Disposing of Property at Death
Everyone dies. Following your death, your estate must be administered. That is, someone must gather your assets, pay your outstanding debts, pay your final income taxes and the taxes associated with transferring your assets and finally distribute your remaining property to your beneficiaries.
A will, or a will in combination with a revocable trust, would dispose of your property following your death. Such a document (or documents) would also appoint one or more people or entities to carry out your directions, including the allocation of taxes among your beneficiaries. If you fail to make a will, state law will dispose of your property, and you may not desire that result.
Your will, or will and revocable trust, can create trusts to hold property for persons not able to manage it, such as your children. You would name the trustee of the trust who would manage the property in the trust for its beneficiaries until directed by the trust’s terms to distribute the property. In many states, trusts never have to distribute their assets. Of course, by writing the trust, you make the rules with respect to the management and disposition of that property.
Also, your will can nominate guardians for your minor children. Although a surviving parent has first right to be guardian, not all surviving parents are qualified to be guardians. Although any guardian nomination must be approved by the appropriate court, by naming a guardian you are letting the court know your preferences with respect to who should care for your children following your death.
Not all property passes by will. Some assets, such as retirement plans, individual retirement accounts and life insurance, pass pursuant to beneficiary designation. Be sure your beneficiary designations are aligned with your estate plan. Also, don’t forget to complete the beneficiary designations for benefits provided by your employer.
Owning Property
For unmarried individuals, owning property together can be challenging. Failing to plan for that property can have dire consequences. How you own your property makes a difference, both while you are alive and following your death. Transferring property to someone to whom you are not married can also cause tax consequences.
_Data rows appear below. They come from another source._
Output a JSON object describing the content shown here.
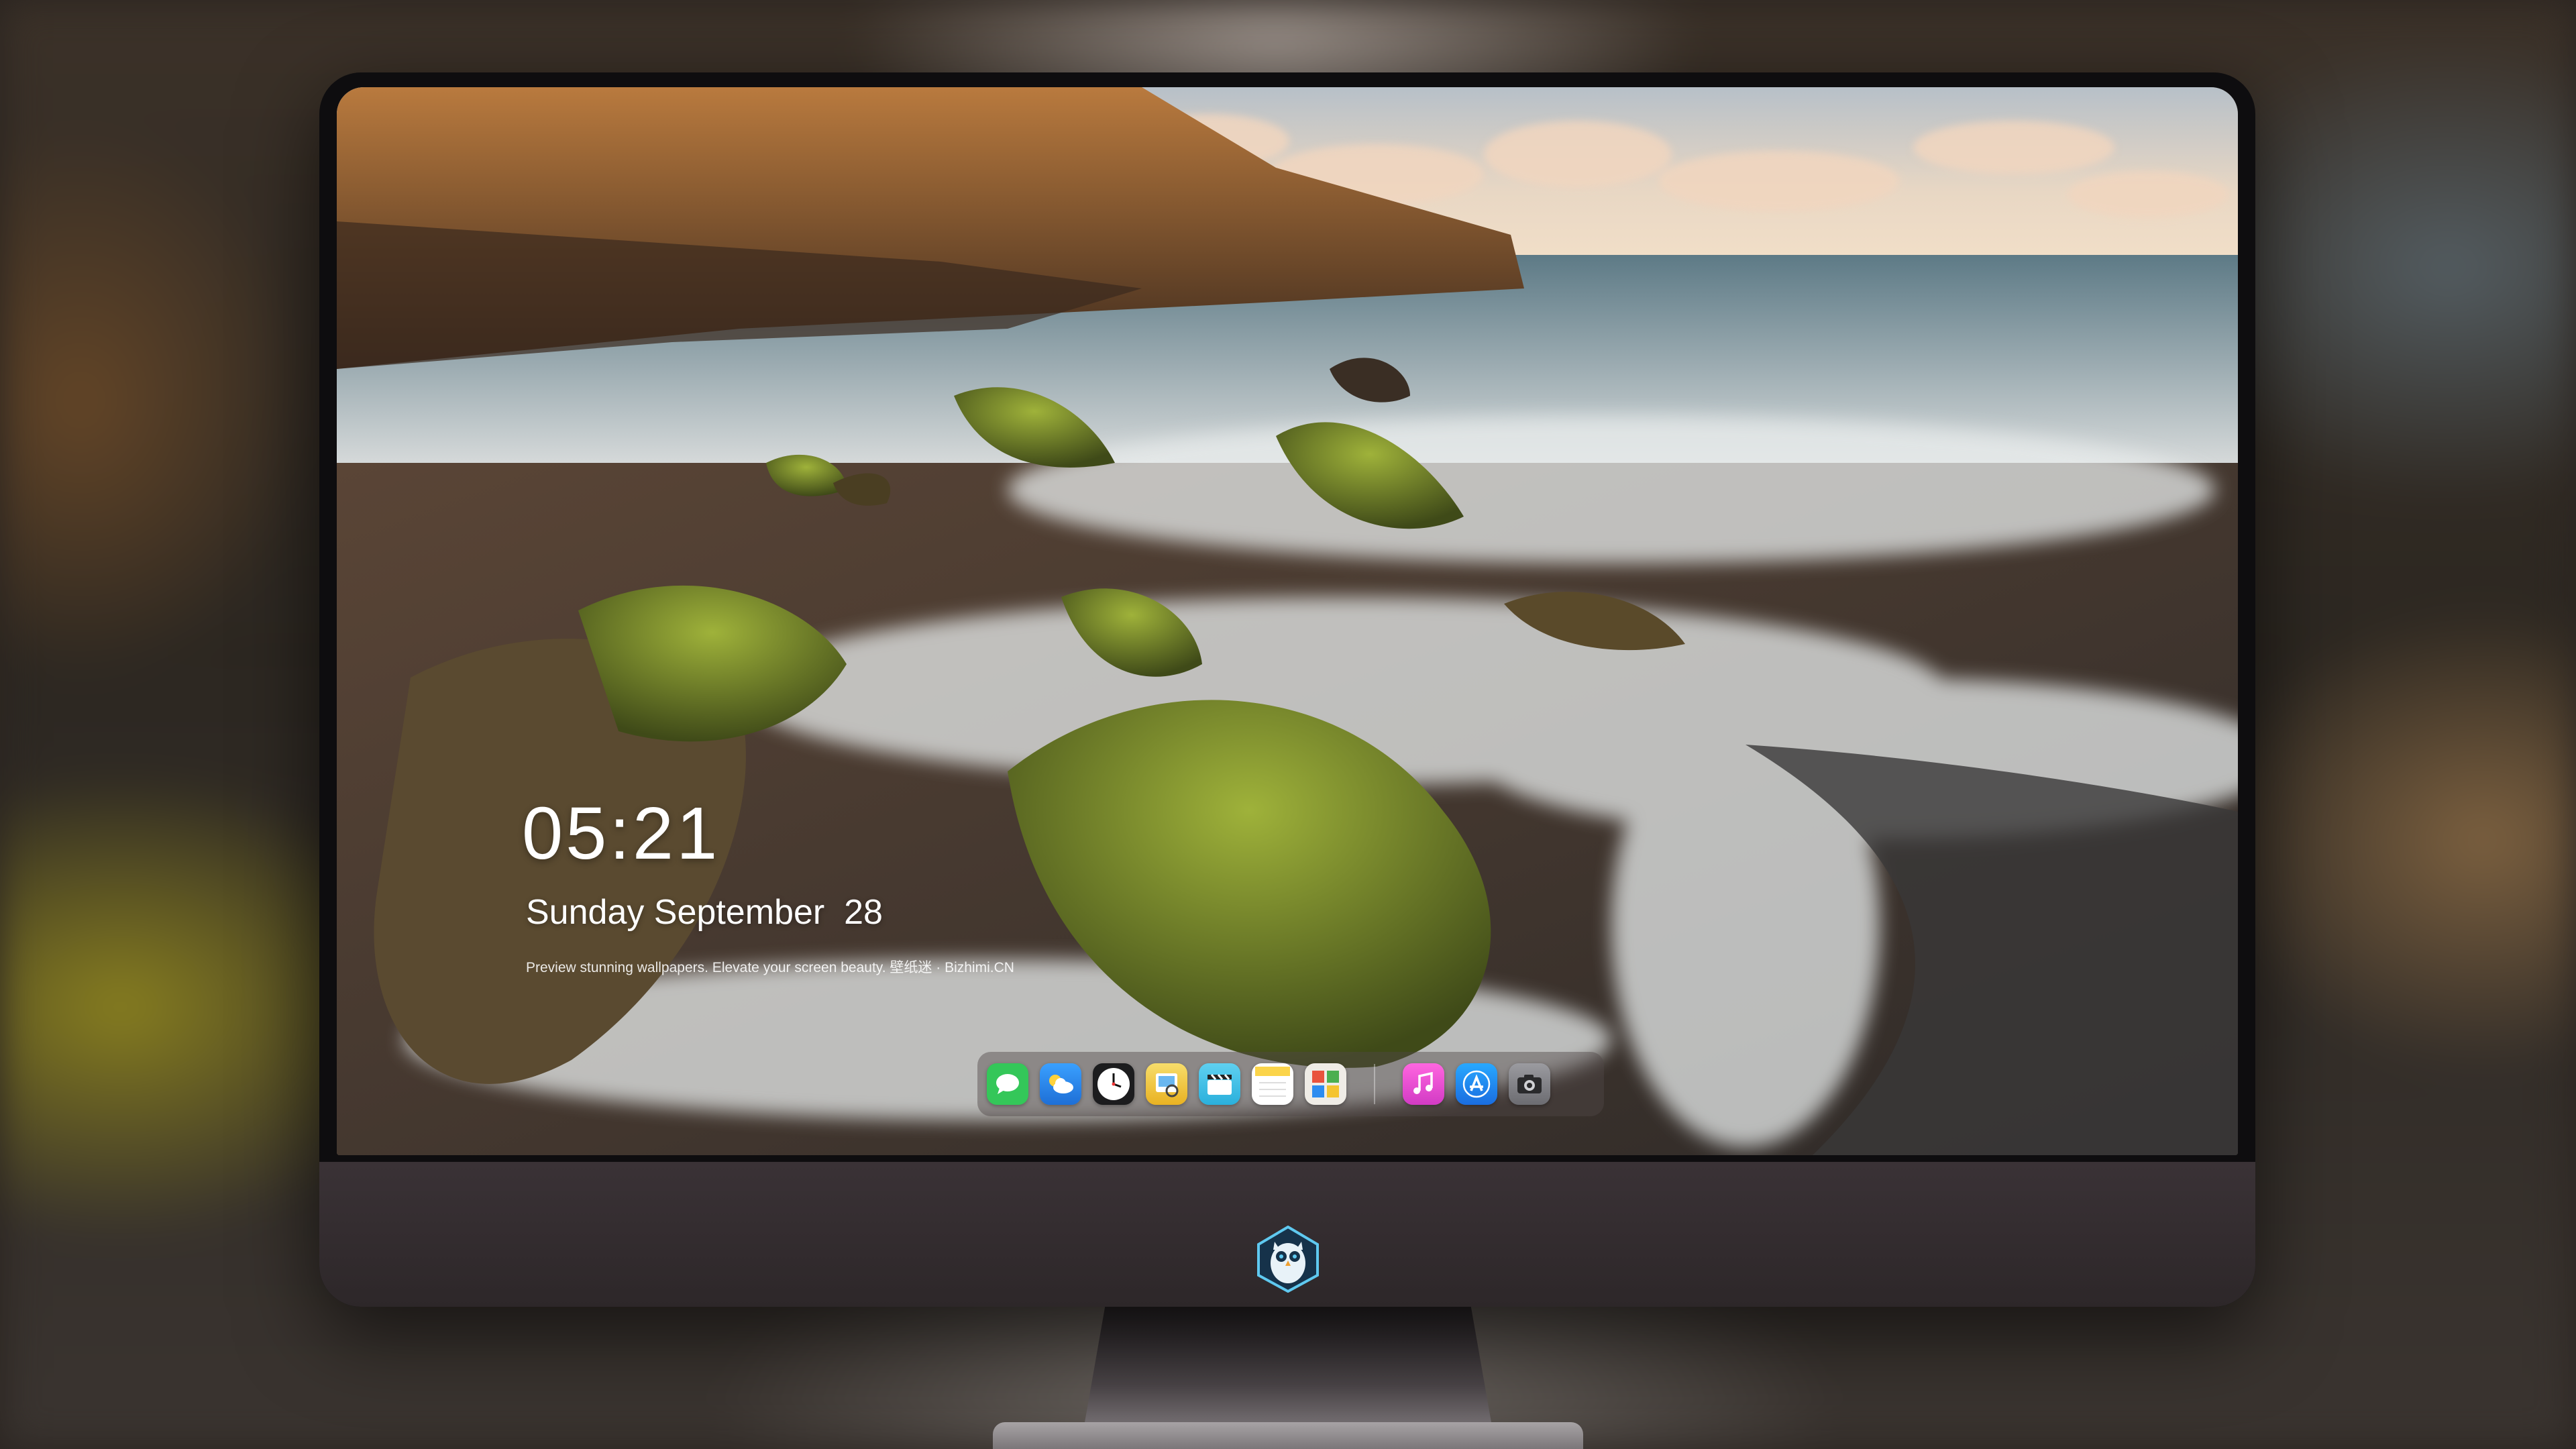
{
  "lock_screen": {
    "time": "05:21",
    "date": "Sunday September  28",
    "tagline": "Preview stunning wallpapers. Elevate your screen beauty. 壁纸迷 · Bizhimi.CN"
  },
  "dock": {
    "apps": [
      {
        "icon": "messages-icon",
        "color": "#34c759"
      },
      {
        "icon": "weather-icon",
        "color": "#2d8cf0"
      },
      {
        "icon": "clock-icon",
        "color": "#1c1c1e"
      },
      {
        "icon": "preview-icon",
        "color": "#f1c338"
      },
      {
        "icon": "clips-icon",
        "color": "#42c4e8"
      },
      {
        "icon": "notes-icon",
        "color": "#fbd44a"
      },
      {
        "icon": "photo-booth-icon",
        "color": "#e9e6e0"
      },
      {
        "icon": "music-icon",
        "color": "#f25ad4"
      },
      {
        "icon": "app-store-icon",
        "color": "#1e90ff"
      },
      {
        "icon": "camera-icon",
        "color": "#8a8a8f"
      }
    ]
  },
  "brand_logo": "owl-logo-icon"
}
Before acquiring property, adding someone to a deed or bank account or transferring property, be sure to seek legal assistance so as to understand your rights before and after the transfer and if the transfer will cause a tax.
Other Family Matters
Often, unmarried people living with one another are also living with children. Consider the following:
- Be sure someone is able to care for your children if you are temporarily unable to do so. Many states allow you to name a stand-by guardian for your minor children.
- Remember, you are obligated to support your children. If you are a step-parent, you may be obligated to support your step-children to prevent them from needing public assistance.
- If you are living with step-children, the end of your relationship may cause you to lose visitation rights. Be sure you understand your rights and protect them appropriately.
- Not all states allow an unmarried cohabitant to seek financial support from the other cohabitant after a breakup. Consider defining your rights in a cohabitation agreement, particularly if the relationship will hinder your earning capacity or cause you to make financial sacrifices.
Understand Your Relationship and Its Consequences
Unmarried individuals should plan for life just like anyone else. It is important to be aware of your state’s default rules with respect to healthcare, property ownership and division and distribution of property upon death. You should consult with legal, tax and financial advisors who can help you navigate life’s many relationships.